Implementations can include one or more of the following features:


Associated with the profile document is an attachment that lists the portions of reader-specific content for each target readership specified in the readership profile. Means for determining whether more than one target readership has been specified in the readership profile includes means for using the attachment to make the determination.


Means for determining whether more than one target readership has been specified in the readership profile includes means for retrieving a log file generated by the profiling tool, the log file including information that identifies the target readerships specified in the readership profile, and using the log file to make the determination.


The profiled document is an XML (extensible markup language) document.


The output document is an HTML (hypertext markup language) or PDF (portable document format) document.


The invention can be implemented to realize one or more of the following advantages. The marking tool can determine the target readerships specified in the readership profile without having access to the readership profile.


One implementation of the invention provides all of the above advantages.

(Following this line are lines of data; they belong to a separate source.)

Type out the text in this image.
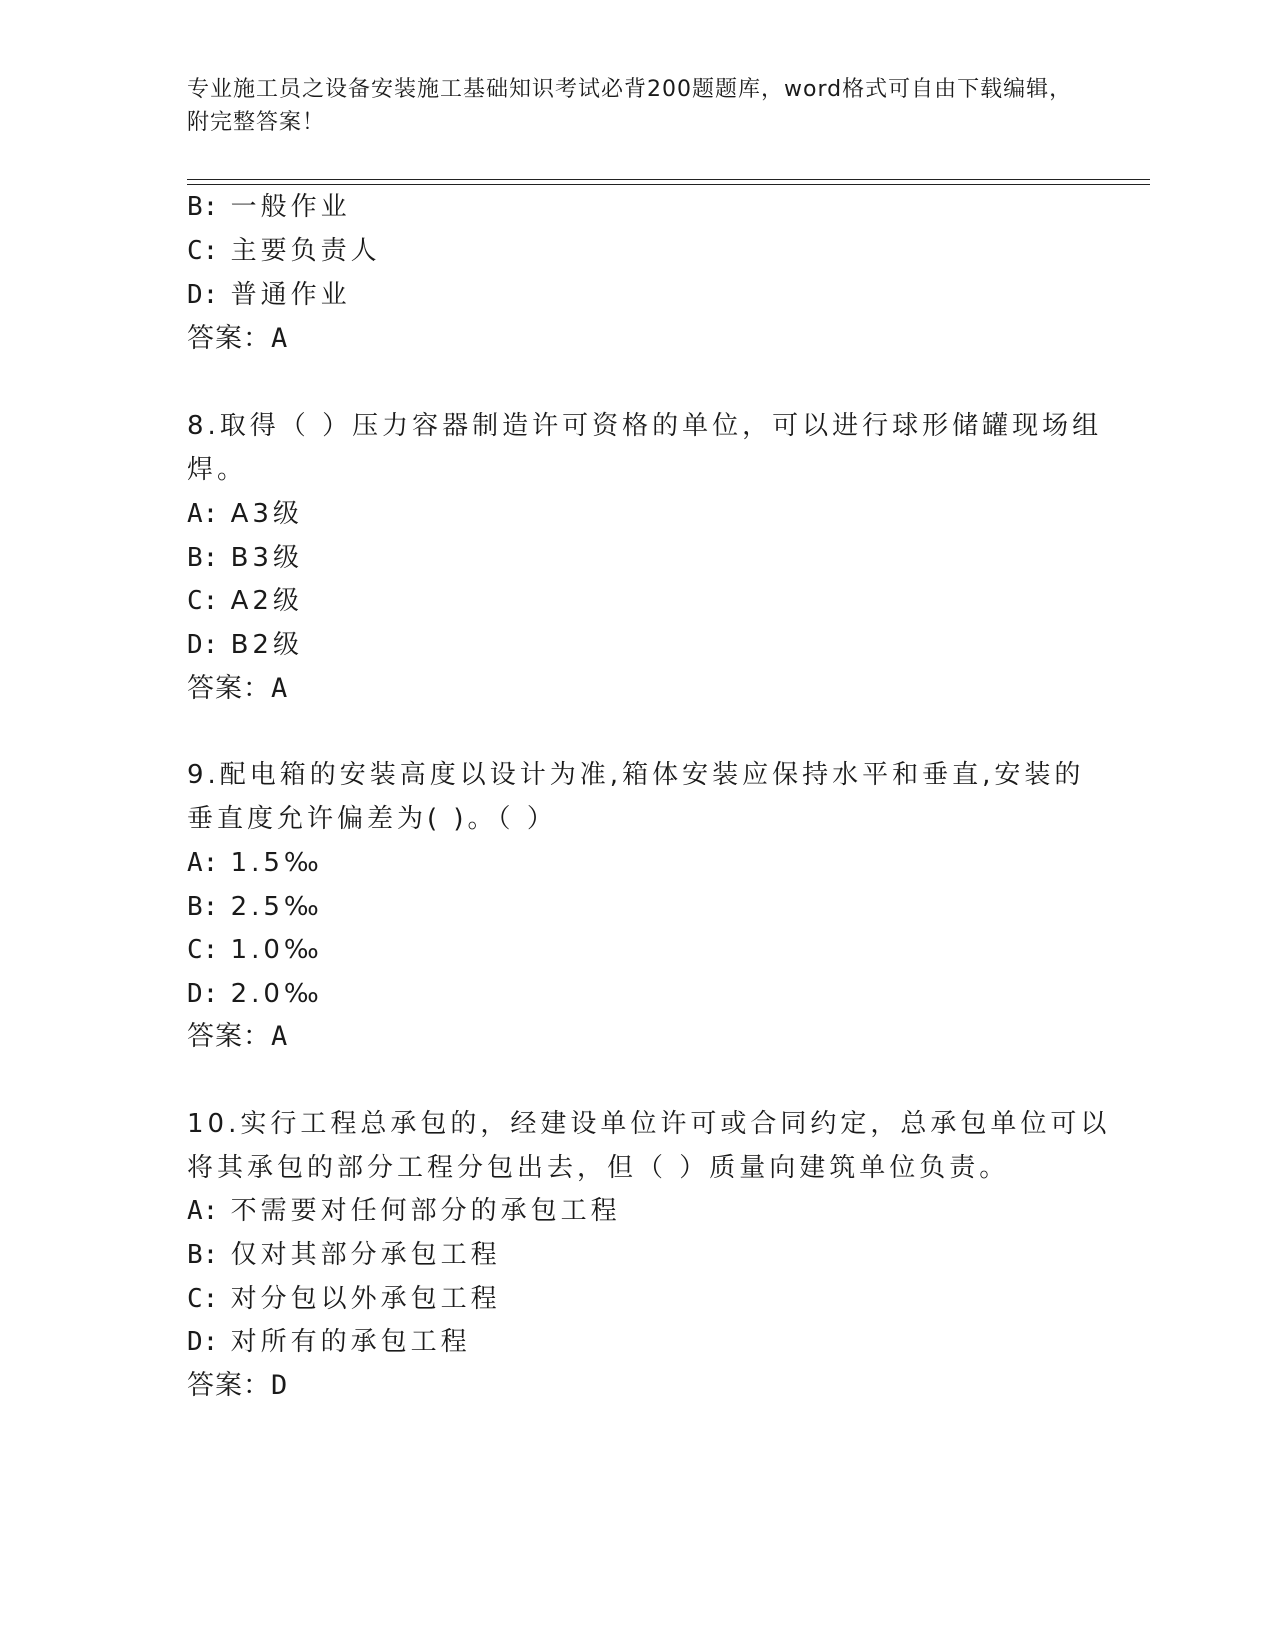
专业施工员之设备安装施工基础知识考试必背200题题库，word格式可自由下载编辑，附完整答案！
B: 一般作业
C: 主要负责人
D: 普通作业
答案：A
8.取得（ ）压力容器制造许可资格的单位，可以进行球形储罐现场组
焊。
A: A3级
B: B3级
C: A2级
D: B2级
答案：A
9.配电箱的安装高度以设计为准,箱体安装应保持水平和垂直,安装的
垂直度允许偏差为( )。（ ）
A: 1.5‰
B: 2.5‰
C: 1.0‰
D: 2.0‰
答案：A
10.实行工程总承包的，经建设单位许可或合同约定，总承包单位可以
将其承包的部分工程分包出去，但（ ）质量向建筑单位负责。
A: 不需要对任何部分的承包工程
B: 仅对其部分承包工程
C: 对分包以外承包工程
D: 对所有的承包工程
答案：D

Details of one or more implementations of the invention are set forth in the accompanying drawings and in the description below. Further features, aspects, and advantages of the invention will become apparent from the description, the drawings, and the claims.

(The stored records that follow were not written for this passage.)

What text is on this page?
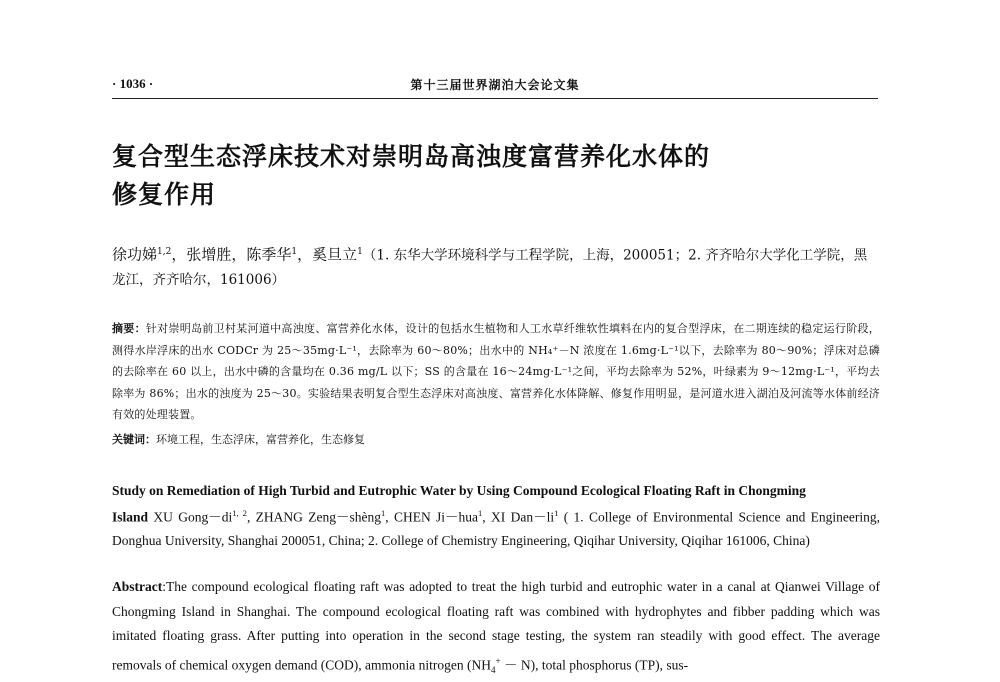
· 1036 ·	第十三届世界湖泊大会论文集
复合型生态浮床技术对崇明岛高浊度富营养化水体的
修复作用
徐功娣$^{1,2}$，张增胜，陈季华$^1$，奚旦立$^1$（1. 东华大学环境科学与工程学院，上海，200051；2. 齐齐哈尔大学化工学院，黑
龙江，齐齐哈尔，161006）
摘要：针对崇明岛前卫村某河道中高浊度、富营养化水体，设计的包括水生植物和人工水草纤维软性填料在内的复合型浮床，在二期连续的稳定运行阶段，测得水岸浮床的出水 CODCr 为 25～35mg·L⁻¹，去除率为 60～80%；出水中的 NH₄⁺－N 浓度在 1.6mg·L⁻¹以下，去除率为 80～90%；浮床对总磷的去除率在 60 以上，出水中磷的含量均在 0.36 mg/L 以下；SS 的含量在 16～24mg·L⁻¹之间，平均去除率为 52%，叶绿素为 9～12mg·L⁻¹，平均去除率为 86%；出水的浊度为 25～30。实验结果表明复合型生态浮床对高浊度、富营养化水体降解、修复作用明显，是河道水进入湖泊及河流等水体前经济有效的处理装置。
关键词：环境工程，生态浮床，富营养化，生态修复
Study on Remediation of High Turbid and Eutrophic Water by Using Compound Ecological Floating Raft in Chongming
Island XU Gong－di$^{1, 2}$, ZHANG Zeng－shèng$^1$, CHEN Ji－hua$^1$, XI $Dan-li^1$ ( 1. College of Environmental Science and Engineering, Donghua University, Shanghai 200051, China; 2. College of Chemistry Engineering, Qiqihar University, Qiqihar 161006, China)
Abstract:The compound ecological floating raft was adopted to treat the high turbid and eutrophic water in a canal at Qianwei Village of Chongming Island in Shanghai. The compound ecological floating raft was combined with hydrophytes and fibber padding which was imitated floating grass. After putting into operation in the second stage testing, the system ran steadily with good effect. The average removals of chemical oxygen demand (COD), ammonia nitrogen $(NH_4^+ - N)$, total phosphorus (TP), sus-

BRIEF DESCRIPTION OF THE DRAWINGS


FIG. 1A illustrates a system that is one implementation of the invention.



FIG. 1B illustrates a method in accordance with one implementation of the invention.

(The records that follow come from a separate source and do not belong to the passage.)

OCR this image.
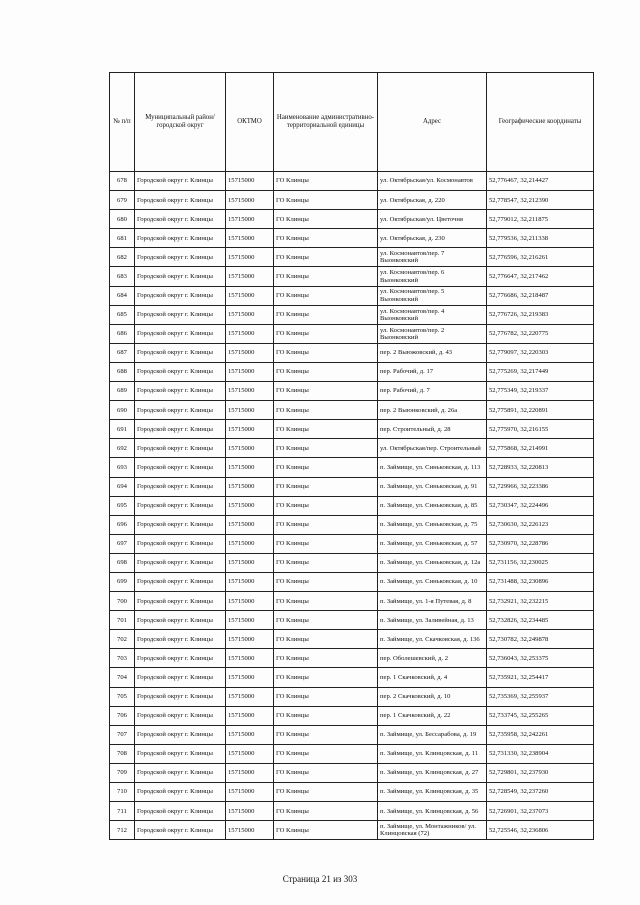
№ п/п	Муниципальный район/городской округ	ОКТМО	Наименование административно-территориальной единицы	Адрес	Географические координаты
678	Городской округ г. Клинцы	15715000	ГО Клинцы	ул. Октябрьская/ул. Космонавтов	52,776467, 32,214427
679	Городской округ г. Клинцы	15715000	ГО Клинцы	ул. Октябрьская, д. 220	52,778547, 32,212390
680	Городской округ г. Клинцы	15715000	ГО Клинцы	ул. Октябрьская/ул. Цветочня	52,779012, 32,211875
681	Городской округ г. Клинцы	15715000	ГО Клинцы	ул. Октябрьская, д. 230	52,779536, 32,211338
682	Городской округ г. Клинцы	15715000	ГО Клинцы	ул. Космонавтов/пер. 7 Выонковский	52,776596, 32,216261
683	Городской округ г. Клинцы	15715000	ГО Клинцы	ул. Космонавтов/пер. 6 Выонковский	52,776647, 32,217462
684	Городской округ г. Клинцы	15715000	ГО Клинцы	ул. Космонавтов/пер. 5 Выонковский	52,776686, 32,218487
685	Городской округ г. Клинцы	15715000	ГО Клинцы	ул. Космонавтов/пер. 4 Выонковский	52,776726, 32,219383
686	Городской округ г. Клинцы	15715000	ГО Клинцы	ул. Космонавтов/пер. 2 Выонковский	52,776782, 32,220775
687	Городской округ г. Клинцы	15715000	ГО Клинцы	пер. 2 Выюжовский, д. 43	52,779097, 32,220303
688	Городской округ г. Клинцы	15715000	ГО Клинцы	пер. Рабочий, д. 17	52,775269, 32,217449
689	Городской округ г. Клинцы	15715000	ГО Клинцы	пер. Рабочий, д. 7	52,775349, 32,219337
690	Городской округ г. Клинцы	15715000	ГО Клинцы	пер. 2 Выюнковский, д. 26а	52,775891, 32,220891
691	Городской округ г. Клинцы	15715000	ГО Клинцы	пер. Строительный, д. 28	52,775970, 32,216155
692	Городской округ г. Клинцы	15715000	ГО Клинцы	ул. Октябрьская/пер. Строительный	52,775868, 32,214991
693	Городской округ г. Клинцы	15715000	ГО Клинцы	п. Займище, ул. Синьковская, д. 113	52,728933, 32,220813
694	Городской округ г. Клинцы	15715000	ГО Клинцы	п. Займище, ул. Синьковская, д. 91	52,729966, 32,223386
695	Городской округ г. Клинцы	15715000	ГО Клинцы	п. Займище, ул. Синьковская, д. 85	52,730347, 32,224496
696	Городской округ г. Клинцы	15715000	ГО Клинцы	п. Займище, ул. Синьковская, д. 75	52,730630, 32,226123
697	Городской округ г. Клинцы	15715000	ГО Клинцы	п. Займище, ул. Синьковская, д. 57	52,730970, 32,228786
698	Городской округ г. Клинцы	15715000	ГО Клинцы	п. Займище, ул. Синьковская, д. 12а	52,731156, 32,230025
699	Городской округ г. Клинцы	15715000	ГО Клинцы	п. Займище, ул. Синьковская, д. 10	52,731488, 32,230896
700	Городской округ г. Клинцы	15715000	ГО Клинцы	п. Займище, ул. 1-я Путевая, д. 8	52,732921, 32,232215
701	Городской округ г. Клинцы	15715000	ГО Клинцы	п. Займище, ул. Заливейная, д. 13	52,732826, 32,234485
702	Городской округ г. Клинцы	15715000	ГО Клинцы	п. Займище, ул. Скачковская, д. 136	52,730782, 32,249878
703	Городской округ г. Клинцы	15715000	ГО Клинцы	пер. Оболешевский, д. 2	52,736043, 32,253375
704	Городской округ г. Клинцы	15715000	ГО Клинцы	пер. 1 Скачковский, д. 4	52,735921, 32,254417
705	Городской округ г. Клинцы	15715000	ГО Клинцы	пер. 2 Скачковский, д. 10	52,735369, 32,255937
706	Городской округ г. Клинцы	15715000	ГО Клинцы	пер. 1 Скачковский, д. 22	52,733745, 32,255265
707	Городской округ г. Клинцы	15715000	ГО Клинцы	п. Займище, ул. Бессарабова, д. 19	52,735958, 32,242261
708	Городской округ г. Клинцы	15715000	ГО Клинцы	п. Займище, ул. Клинцовская, д. 11	52,731330, 32,238904
709	Городской округ г. Клинцы	15715000	ГО Клинцы	п. Займище, ул. Клинцовская, д. 27	52,729801, 32,237930
710	Городской округ г. Клинцы	15715000	ГО Клинцы	п. Займище, ул. Клинцовская, д. 35	52,728549, 32,237260
711	Городской округ г. Клинцы	15715000	ГО Клинцы	п. Займище, ул. Клинцовская, д. 56	52,726901, 32,237073
712	Городской округ г. Клинцы	15715000	ГО Клинцы	п. Займище, ул. Монтажников/ ул. Клинцовская (72)	52,725546, 32,236806
Страница 21 из 303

FIG. 2 illustrates a source document.



FIG. 3 illustrates readership profiles, profiled documents, and output documents.



FIG. 4 illustrates profiled documents with associated attachments.



FIG. 5 illustrates a profiling tool that generates a log file.



FIG. 6 illustrates an XML implementation of the system.




Like reference numbers and designations in the various drawings indicate like elements.


DETAILED DESCRIPTION

As illustrated in FIG. 1A, a system 100 includes a profiling tool 110 and a marking tool 120.


The profiling tool 110 receives a source document 130. The source document 130 is received from a document editing program. The profiling tool 110 can be a component of the document editing program, or alternatively, the profiling tool 110 can be a separate program from the document editing program.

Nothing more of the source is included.